Em fevereiro, teve início a operação para retirada de mais de 20 mil garimpeiros do território, o que prosseguiu pelos meses seguintes, com a expulsão de invasores e redução de quase 80% da área garimpada, segundo o Ministério da Defesa. Esses invasores foram estimulados ao garimpo ilegal pela gestão anterior, de Jair Bolsonaro (PL).
As ações tiveram relativo êxito no primeiro semestre, segundo MPF. Depois, houve um esvaziamento das ações, levando ao retorno de garimpeiros e à continuidade de adoecimento e morte de yanomamis, especialmente crianças de 0 a 4 anos.
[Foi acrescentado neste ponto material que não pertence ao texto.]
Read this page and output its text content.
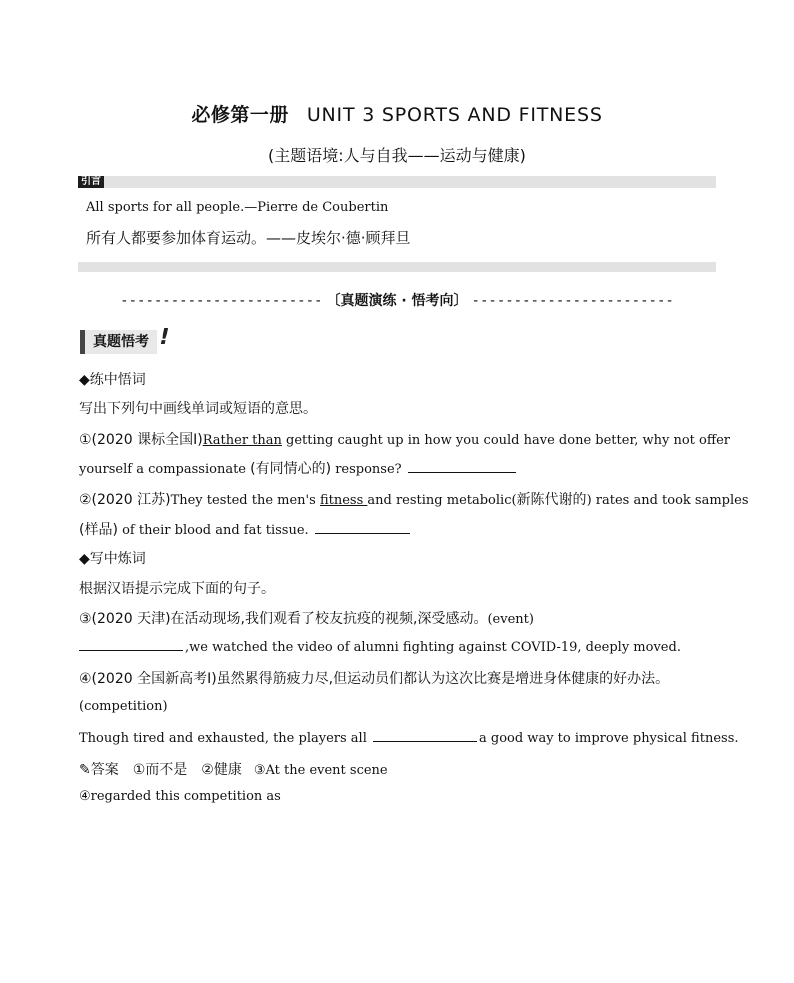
必修第一册 UNIT 3 SPORTS AND FITNESS
(主题语境:人与自我——运动与健康)
引言
All sports for all people.—Pierre de Coubertin
所有人都要参加体育运动。——皮埃尔·德·顾拜旦
------------------------ 〔真题演练 · 悟考向〕 ------------------------
真题悟考 !
◆练中悟词
写出下列句中画线单词或短语的意思。
①(2020 课标全国Ⅰ)Rather than getting caught up in how you could have done better, why not offer
yourself a compassionate (有同情心的) response?
②(2020 江苏)They tested the men's fitness and resting metabolic(新陈代谢的) rates and took samples
(样品) of their blood and fat tissue.
◆写中炼词
根据汉语提示完成下面的句子。
③(2020 天津)在活动现场,我们观看了校友抗疫的视频,深受感动。(event)
,we watched the video of alumni fighting against COVID-19, deeply moved.
④(2020 全国新高考Ⅰ)虽然累得筋疲力尽,但运动员们都认为这次比赛是增进身体健康的好办法。
(competition)
Though tired and exhausted, the players all	a good way to improve physical fitness.
✎答案 ①而不是 ②健康 ③At the event scene
④regarded this competition as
A realidade de avanço de garimpeiros em um território tradicional, até bem perto das comunidades, não é exclusiva dos yanomamis. A série de reportagens “Cerco às Aldeias”, publicada pela Folha de SP ao longo de 2023, mostrou que invasores cercaram aldeias nas Terras Indígenas Kayapó e Mundurucu, no Pará, e Sararé, em Mato Grosso.
Essas três terras indígenas foram as mais invadidas de 2023, sem que houvesse ações de desintrusão por parte do governo federal.
No caso do reingresso massivo de garimpeiros à terra yanomami, o MPF listou o que se passa em cinco regiões do território, o maior do país, conforme o que foi apurado pela Procuradoria nas últimas semanas.
Em Kayanau, indígenas queimaram o posto de saúde por falta de atendimento e diante da invasão garimpeira, segundo o documento da Procuradoria. Em Arakasa, helicópteros lançaram insumos para instalação de garimpos, em 2 e 3 de novembro. Houve ameaças de morte a indígenas, que fugiram do lugar.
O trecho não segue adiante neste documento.